La langue française représente, en outre, un atout géopolitique considérable dans les relations internationales, et affirme la puissance culturelle de la France dans le monde. Selon l’Organisation des Nations‑Unies, on comptera près de 800 millions de locuteurs francophones dans le monde à horizon 2050, faisant passer le français de la sixième à la deuxième place du classement mondial.

Pour l’ensemble de ces raisons, la Présidence française de l’Union européenne représente une occasion exceptionnelle permettant de refaire du français la langue de travail la plus utilisée dans les institutions européennes. C’est dans l’intérêt à la fois de la France, mais aussi de nos partenaires européens, compte tenu des perspectives linguistiques mentionnées auparavant.

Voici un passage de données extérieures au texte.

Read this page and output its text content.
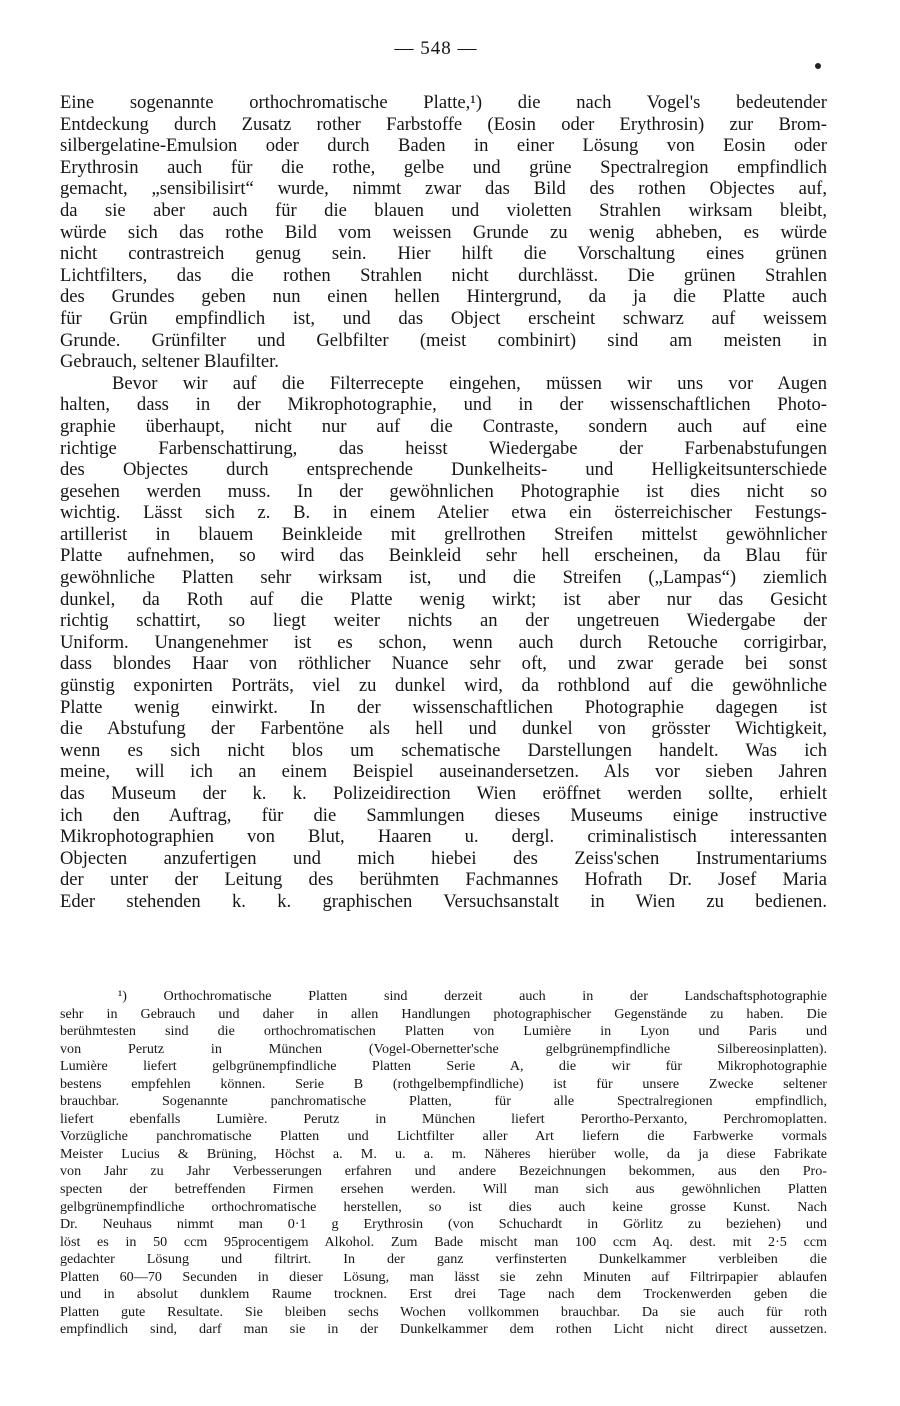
— 548 —
Eine sogenannte orthochromatische Platte,¹) die nach Vogel's bedeutender
Entdeckung durch Zusatz rother Farbstoffe (Eosin oder Erythrosin) zur Brom-
silbergelatine-Emulsion oder durch Baden in einer Lösung von Eosin oder
Erythrosin auch für die rothe, gelbe und grüne Spectralregion empfindlich
gemacht, „sensibilisirt“ wurde, nimmt zwar das Bild des rothen Objectes auf,
da sie aber auch für die blauen und violetten Strahlen wirksam bleibt,
würde sich das rothe Bild vom weissen Grunde zu wenig abheben, es würde
nicht contrastreich genug sein. Hier hilft die Vorschaltung eines grünen
Lichtfilters, das die rothen Strahlen nicht durchlässt. Die grünen Strahlen
des Grundes geben nun einen hellen Hintergrund, da ja die Platte auch
für Grün empfindlich ist, und das Object erscheint schwarz auf weissem
Grunde. Grünfilter und Gelbfilter (meist combinirt) sind am meisten in
Gebrauch, seltener Blaufilter.
Bevor wir auf die Filterrecepte eingehen, müssen wir uns vor Augen
halten, dass in der Mikrophotographie, und in der wissenschaftlichen Photo-
graphie überhaupt, nicht nur auf die Contraste, sondern auch auf eine
richtige Farbenschattirung, das heisst Wiedergabe der Farbenabstufungen
des Objectes durch entsprechende Dunkelheits- und Helligkeitsunterschiede
gesehen werden muss. In der gewöhnlichen Photographie ist dies nicht so
wichtig. Lässt sich z. B. in einem Atelier etwa ein österreichischer Festungs-
artillerist in blauem Beinkleide mit grellrothen Streifen mittelst gewöhnlicher
Platte aufnehmen, so wird das Beinkleid sehr hell erscheinen, da Blau für
gewöhnliche Platten sehr wirksam ist, und die Streifen („Lampas“) ziemlich
dunkel, da Roth auf die Platte wenig wirkt; ist aber nur das Gesicht
richtig schattirt, so liegt weiter nichts an der ungetreuen Wiedergabe der
Uniform. Unangenehmer ist es schon, wenn auch durch Retouche corrigirbar,
dass blondes Haar von röthlicher Nuance sehr oft, und zwar gerade bei sonst
günstig exponirten Porträts, viel zu dunkel wird, da rothblond auf die gewöhnliche
Platte wenig einwirkt. In der wissenschaftlichen Photographie dagegen ist
die Abstufung der Farbentöne als hell und dunkel von grösster Wichtigkeit,
wenn es sich nicht blos um schematische Darstellungen handelt. Was ich
meine, will ich an einem Beispiel auseinandersetzen. Als vor sieben Jahren
das Museum der k. k. Polizeidirection Wien eröffnet werden sollte, erhielt
ich den Auftrag, für die Sammlungen dieses Museums einige instructive
Mikrophotographien von Blut, Haaren u. dergl. criminalistisch interessanten
Objecten anzufertigen und mich hiebei des Zeiss'schen Instrumentariums
der unter der Leitung des berühmten Fachmannes Hofrath Dr. Josef Maria
Eder stehenden k. k. graphischen Versuchsanstalt in Wien zu bedienen.
¹) Orthochromatische Platten sind derzeit auch in der Landschaftsphotographie
sehr in Gebrauch und daher in allen Handlungen photographischer Gegenstände zu haben. Die
berühmtesten sind die orthochromatischen Platten von Lumière in Lyon und Paris und
von Perutz in München (Vogel-Obernetter'sche gelbgrünempfindliche Silbereosinplatten).
Lumière liefert gelbgrünempfindliche Platten Serie A, die wir für Mikrophotographie
bestens empfehlen können. Serie B (rothgelbempfindliche) ist für unsere Zwecke seltener
brauchbar. Sogenannte panchromatische Platten, für alle Spectralregionen empfindlich,
liefert ebenfalls Lumière. Perutz in München liefert Perortho-Perxanto, Perchromoplatten.
Vorzügliche panchromatische Platten und Lichtfilter aller Art liefern die Farbwerke vormals
Meister Lucius & Brüning, Höchst a. M. u. a. m. Näheres hierüber wolle, da ja diese Fabrikate
von Jahr zu Jahr Verbesserungen erfahren und andere Bezeichnungen bekommen, aus den Pro-
specten der betreffenden Firmen ersehen werden. Will man sich aus gewöhnlichen Platten
gelbgrünempfindliche orthochromatische herstellen, so ist dies auch keine grosse Kunst. Nach
Dr. Neuhaus nimmt man 0·1 g Erythrosin (von Schuchardt in Görlitz zu beziehen) und
löst es in 50 ccm 95procentigem Alkohol. Zum Bade mischt man 100 ccm Aq. dest. mit 2·5 ccm
gedachter Lösung und filtrirt. In der ganz verfinsterten Dunkelkammer verbleiben die
Platten 60—70 Secunden in dieser Lösung, man lässt sie zehn Minuten auf Filtrirpapier ablaufen
und in absolut dunklem Raume trocknen. Erst drei Tage nach dem Trockenwerden geben die
Platten gute Resultate. Sie bleiben sechs Wochen vollkommen brauchbar. Da sie auch für roth
empfindlich sind, darf man sie in der Dunkelkammer dem rothen Licht nicht direct aussetzen.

En conséquence, la présente proposition de résolution européenne vise à inviter le Gouvernement à s’engager en faveur de l’utilisation systématique, généralisée et constante de la langue française dans le cadre des réunions ainsi que de la rédaction des actes législatifs au niveau du Conseil, dans le cadre de la prochaine Présidence française de l’Union européenne à partir de janvier 2022.


proposition de résolution europÉenne

Article unique

L’Assemblée nationale,

Vu l’article 34‑1 de la Constitution,

Vu l’article 88‑4 de la Constitution,

Vu l’article 151‑5 du Règlement de l’Assemblée nationale,

Vu l’article 342 du Traité sur le fonctionnement de l’Union européenne,

Considérant qu’en quittant l’Union européenne, le Royaume‑Uni a entraîné la sortie de la population européenne de la majorité des personnes dont la langue maternelle est l’anglais ;

Considérant que cet acte de retrait, qui constitue une rupture politique vis‑à‑vis de l’Union, ne pourrait pas ne pas être suivi de conséquences sur la manière dont l’Union européenne organise son travail, notamment concernant les langues utilisées pour les échanges entre les institutions et les États membres ;

Considérant que la langue est non seulement un outil de communication, mais aussi un vecteur de valeurs, de culture juridique, politique et économique au sein des institutions européennes ;

Considérant que le français est une langue d’échanges privilégiée au sein de l’Union européenne, et bénéficiant d’un statut spécifique assurant son utilisation dans de nombreuses organisations internationales ;

Considérant que le français est la deuxième langue étrangère la plus parlée et la plus enseignée au sein de l’Union européenne ;

Considérant que pour ces différentes raisons, il est dans l’intérêt fondamental de la France de promouvoir le plus possible sa langue lors de sa présidence du Conseil de l’Union européenne à venir ;

Invite le Gouvernement à s’engager à promouvoir l’utilisation systématique, généralisée et constante de la langue française lors de la rédaction des actes législatifs émanant des réunions du Conseil de l’Union européenne, dans le cadre de la prochaine présidence française de l’Union européenne à partir de janvier 2022.


([1]) Rapport d’information n° 1594 du 12 avril 2004 présenté par le député Jacques Floch, sur la présence et l’influence de la France dans les institutions européennes.